KARACHI: Pakistan’s central bank on Monday left its benchmark interest rate unchanged at 11 percent for a third straight time, a move analysts described as “cautious” amid devastating floods that risk driving up food prices and undermining the country’s fragile recovery.

Floods in Pakistan’s eastern Punjab province, the country’s breadbasket, since late August have inundated thousands of acres of farmland, destroyed standing crops and killed livestock. Economists and traders have cautioned that the flooding, now moving downstream into Sindh, could elevate both food and overall inflation in the coming months due to crop losses and supply chain disruptions.

In its Monetary Policy Statement, the SBP warned that the “temporary yet significant flood-induced supply shock, particularly to the crop sector, may push up headline inflation and the current account deficit” during the current fiscal year. It projected inflation could rise above the 5–7 percent target band for much of FY26 before easing in FY27, while real GDP growth was trimmed to the lower end of the earlier 3.25–4.25 percent range.

“The Monetary Policy Committee decided to keep the policy rate unchanged at 11 percent in its meeting held on September 15, 2025,” the SBP said in a statement.

The central bank said the economy remained on a “significantly stronger footing” than during previous major flood events, citing improved foreign exchange reserves of $14.3 billion, projected to rise to $15.5 billion by December 2025, along with fiscal buffers built up over the past two years. 

Still, the bank flagged heightened uncertainty from the disaster, noting inflation expectations had already ticked up in September consumer and business surveys.

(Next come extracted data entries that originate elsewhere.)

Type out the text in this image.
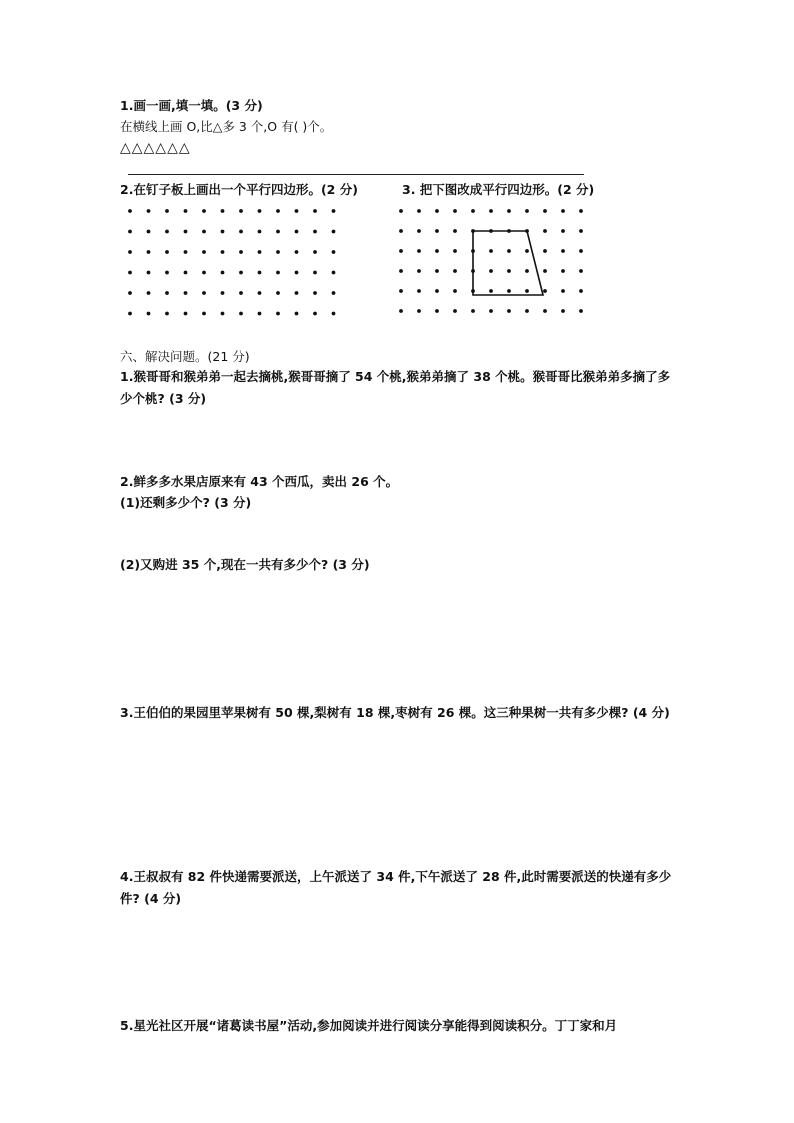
1.画一画,填一填。(3 分)
在横线上画 O,比△多 3 个,O 有( )个。
△△△△△△
2.在钉子板上画出一个平行四边形。(2 分)	3. 把下图改成平行四边形。(2 分)
六、解决问题。(21 分)
1.猴哥哥和猴弟弟一起去摘桃,猴哥哥摘了 54 个桃,猴弟弟摘了 38 个桃。猴哥哥比猴弟弟多摘了多少个桃? (3 分)
2.鲜多多水果店原来有 43 个西瓜，卖出 26 个。
(1)还剩多少个? (3 分)
(2)又购进 35 个,现在一共有多少个? (3 分)
3.王伯伯的果园里苹果树有 50 棵,梨树有 18 棵,枣树有 26 棵。这三种果树一共有多少棵? (4 分)
4.王叔叔有 82 件快递需要派送，上午派送了 34 件,下午派送了 28 件,此时需要派送的快递有多少件? (4 分)
5.星光社区开展“诸葛读书屋”活动,参加阅读并进行阅读分享能得到阅读积分。丁丁家和月
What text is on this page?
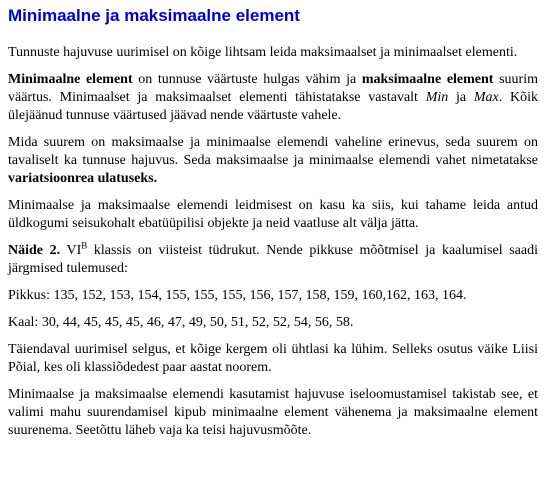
Minimaalne ja maksimaalne element

Tunnuste hajuvuse uurimisel on kõige lihtsam leida maksimaalset ja minimaalset elementi.

Minimaalne element on tunnuse väärtuste hulgas vähim ja maksimaalne element suurim väärtus. Minimaalset ja maksimaalset elementi tähistatakse vastavalt Min ja Max. Kõik ülejäänud tunnuse väärtused jäävad nende väärtuste vahele.

Mida suurem on maksimaalse ja minimaalse elemendi vaheline erinevus, seda suurem on tavaliselt ka tunnuse hajuvus. Seda maksimaalse ja minimaalse elemendi vahet nimetatakse variatsioonrea ulatuseks.

Minimaalse ja maksimaalse elemendi leidmisest on kasu ka siis, kui tahame leida antud üldkogumi seisukohalt ebatüüpilisi objekte ja neid vaatluse alt välja jätta.

Näide 2. $VI^B$ klassis on viisteist tüdrukut. Nende pikkuse mõõtmisel ja kaalumisel saadi järgmised tulemused:

Pikkus: 135, 152, 153, 154, 155, 155, 155, 156, 157, 158, 159, 160,162, 163, 164.

Kaal: 30, 44, 45, 45, 45, 46, 47, 49, 50, 51, 52, 52, 54, 56, 58.

Täiendaval uurimisel selgus, et kõige kergem oli ühtlasi ka lühim. Selleks osutus väike Liisi Põial, kes oli klassiõdedest paar aastat noorem.

Minimaalse ja maksimaalse elemendi kasutamist hajuvuse iseloomustamisel takistab see, et valimi mahu suurendamisel kipub minimaalne element vähenema ja maksimaalne element suurenema. Seetõttu läheb vaja ka teisi hajuvusmõõte.
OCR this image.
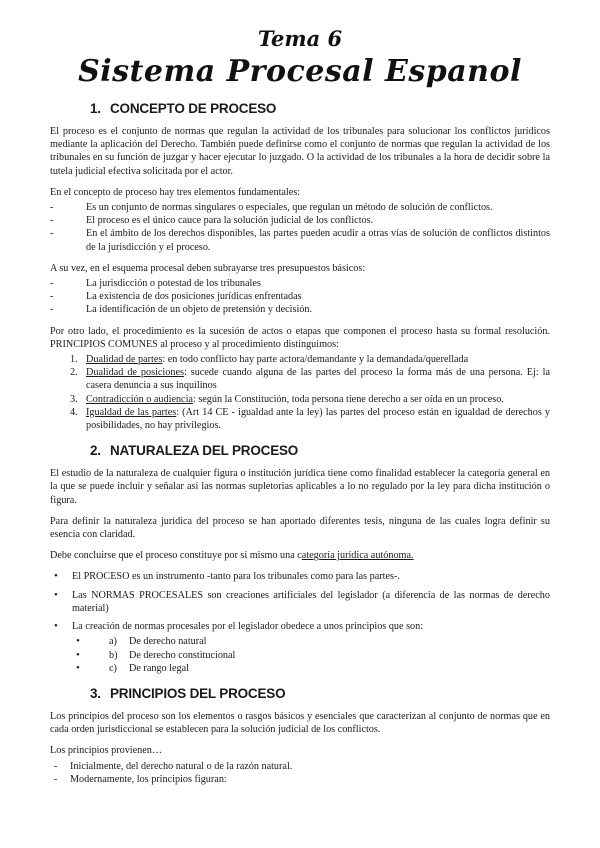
Tema 6
Sistema Procesal Espanol
1. CONCEPTO DE PROCESO

El proceso es el conjunto de normas que regulan la actividad de los tribunales para solucionar los conflictos jurídicos mediante la aplicación del Derecho. También puede definirse como el conjunto de normas que regulan la actividad de los tribunales en su función de juzgar y hacer ejecutar lo juzgado. O la actividad de los tribunales a la hora de decidir sobre la tutela judicial efectiva solicitada por el actor.

En el concepto de proceso hay tres elementos fundamentales:

- Es un conjunto de normas singulares o especiales, que regulan un método de solución de conflictos.
- El proceso es el único cauce para la solución judicial de los conflictos.
- En el ámbito de los derechos disponibles, las partes pueden acudir a otras vías de solución de conflictos distintos de la jurisdicción y el proceso.

A su vez, en el esquema procesal deben subrayarse tres presupuestos básicos:

- La jurisdicción o potestad de los tribunales
- La existencia de dos posiciones jurídicas enfrentadas
- La identificación de un objeto de pretensión y decisión.

Por otro lado, el procedimiento es la sucesión de actos o etapas que componen el proceso hasta su formal resolución. PRINCIPIOS COMUNES al proceso y al procedimiento distinguimos:

1. Dualidad de partes: en todo conflicto hay parte actora/demandante y la demandada/querellada
2. Dualidad de posiciones: sucede cuando alguna de las partes del proceso la forma más de una persona. Ej: la casera denuncia a sus inquilinos
3. Contradicción o audiencia: según la Constitución, toda persona tiene derecho a ser oída en un proceso.
4. Igualdad de las partes: (Art 14 CE - igualdad ante la ley) las partes del proceso están en igualdad de derechos y posibilidades, no hay privilegios.
2. NATURALEZA DEL PROCESO

El estudio de la naturaleza de cualquier figura o institución jurídica tiene como finalidad establecer la categoría general en la que se puede incluir y señalar así las normas supletorias aplicables a lo no regulado por la ley para dicha institución o figura.

Para definir la naturaleza jurídica del proceso se han aportado diferentes tesis, ninguna de las cuales logra definir su esencia con claridad.

Debe concluirse que el proceso constituye por sí mismo una categoría jurídica autónoma.

• El PROCESO es un instrumento -tanto para los tribunales como para las partes-.
• Las NORMAS PROCESALES son creaciones artificiales del legislador (a diferencia de las normas de derecho material)
• La creación de normas procesales por el legislador obedece a unos principios que son:
• a) De derecho natural
• b) De derecho constitucional
• c) De rango legal
3. PRINCIPIOS DEL PROCESO

Los principios del proceso son los elementos o rasgos básicos y esenciales que caracterizan al conjunto de normas que en cada orden jurisdiccional se establecen para la solución judicial de los conflictos.

Los principios provienen…

- Inicialmente, del derecho natural o de la razón natural.
- Modernamente, los principios figuran:
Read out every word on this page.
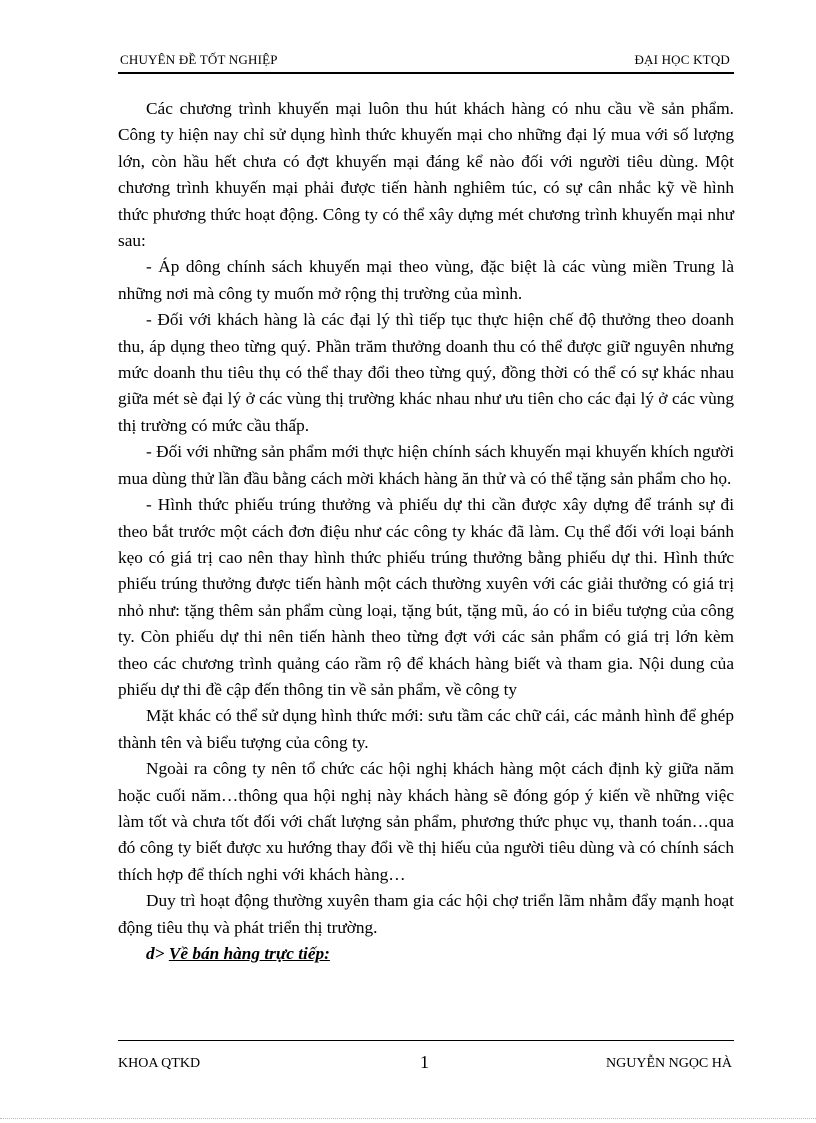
CHUYÊN ĐỀ TỐT NGHIỆP	ĐẠI HỌC KTQD

Các chương trình khuyến mại luôn thu hút khách hàng có nhu cầu về sản phẩm. Công ty hiện nay chỉ sử dụng hình thức khuyến mại cho những đại lý mua với số lượng lớn, còn hầu hết chưa có đợt khuyến mại đáng kể nào đối với người tiêu dùng. Một chương trình khuyến mại phải được tiến hành nghiêm túc, có sự cân nhắc kỹ về hình thức phương thức hoạt động. Công ty có thể xây dựng mét chương trình khuyến mại như sau:

- Áp dông chính sách khuyến mại theo vùng, đặc biệt là các vùng miền Trung là những nơi mà công ty muốn mở rộng thị trường của mình.

- Đối với khách hàng là các đại lý thì tiếp tục thực hiện chế độ thưởng theo doanh thu, áp dụng theo từng quý. Phần trăm thưởng doanh thu có thể được giữ nguyên nhưng mức doanh thu tiêu thụ có thể thay đổi theo từng quý, đồng thời có thể có sự khác nhau giữa mét sè đại lý ở các vùng thị trường khác nhau như ưu tiên cho các đại lý ở các vùng thị trường có mức cầu thấp.

- Đối với những sản phẩm mới thực hiện chính sách khuyến mại khuyến khích người mua dùng thử lần đầu bằng cách mời khách hàng ăn thử và có thể tặng sản phẩm cho họ.

- Hình thức phiếu trúng thưởng và phiếu dự thi cần được xây dựng để tránh sự đi theo bắt trước một cách đơn điệu như các công ty khác đã làm. Cụ thể đối với loại bánh kẹo có giá trị cao nên thay hình thức phiếu trúng thưởng bằng phiếu dự thi. Hình thức phiếu trúng thưởng được tiến hành một cách thường xuyên với các giải thưởng có giá trị nhỏ như: tặng thêm sản phẩm cùng loại, tặng bút, tặng mũ, áo có in biểu tượng của công ty. Còn phiếu dự thi nên tiến hành theo từng đợt với các sản phẩm có giá trị lớn kèm theo các chương trình quảng cáo rầm rộ để khách hàng biết và tham gia. Nội dung của phiếu dự thi đề cập đến thông tin về sản phẩm, về công ty

Mặt khác có thể sử dụng hình thức mới: sưu tầm các chữ cái, các mảnh hình để ghép thành tên và biểu tượng của công ty.

Ngoài ra công ty nên tổ chức các hội nghị khách hàng một cách định kỳ giữa năm hoặc cuối năm…thông qua hội nghị này khách hàng sẽ đóng góp ý kiến về những việc làm tốt và chưa tốt đối với chất lượng sản phẩm, phương thức phục vụ, thanh toán…qua đó công ty biết được xu hướng thay đổi về thị hiếu của người tiêu dùng và có chính sách thích hợp để thích nghi với khách hàng…

Duy trì hoạt động thường xuyên tham gia các hội chợ triển lãm nhằm đẩy mạnh hoạt động tiêu thụ và phát triển thị trường.

d> Về bán hàng trực tiếp:
KHOA QTKD	1	NGUYỄN NGỌC HÀ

“As per market consensus, the SBP is staying cautious amid rising inflation due to flood affected surge in food prices,” Muhammad Saad Ali, head of research at Lucky Investments Ltd., told Arab News. 

He said it was possible for the central bank to slash the key interest rate by around 50–100 basis points but not until the year’s end.

Amreen Soorani, head of research at Al Meezan Investment Management, noted that recurring inflation levels have limited the real interest rate to 2.5 percent, leaving lesser room for monetary easing from here.

“In addition to that, the rising risks of impact from floods on food prices are on the cards as well,” Soorani said.

In its previous decision on July 30, the SBP had also left the policy rate unchanged at 11 percent, surprising analysts who in a Reuters poll had forecast a reduction of 50–100 basis points. At the time, the central bank had pointed to a deteriorating inflation outlook due to rising energy prices.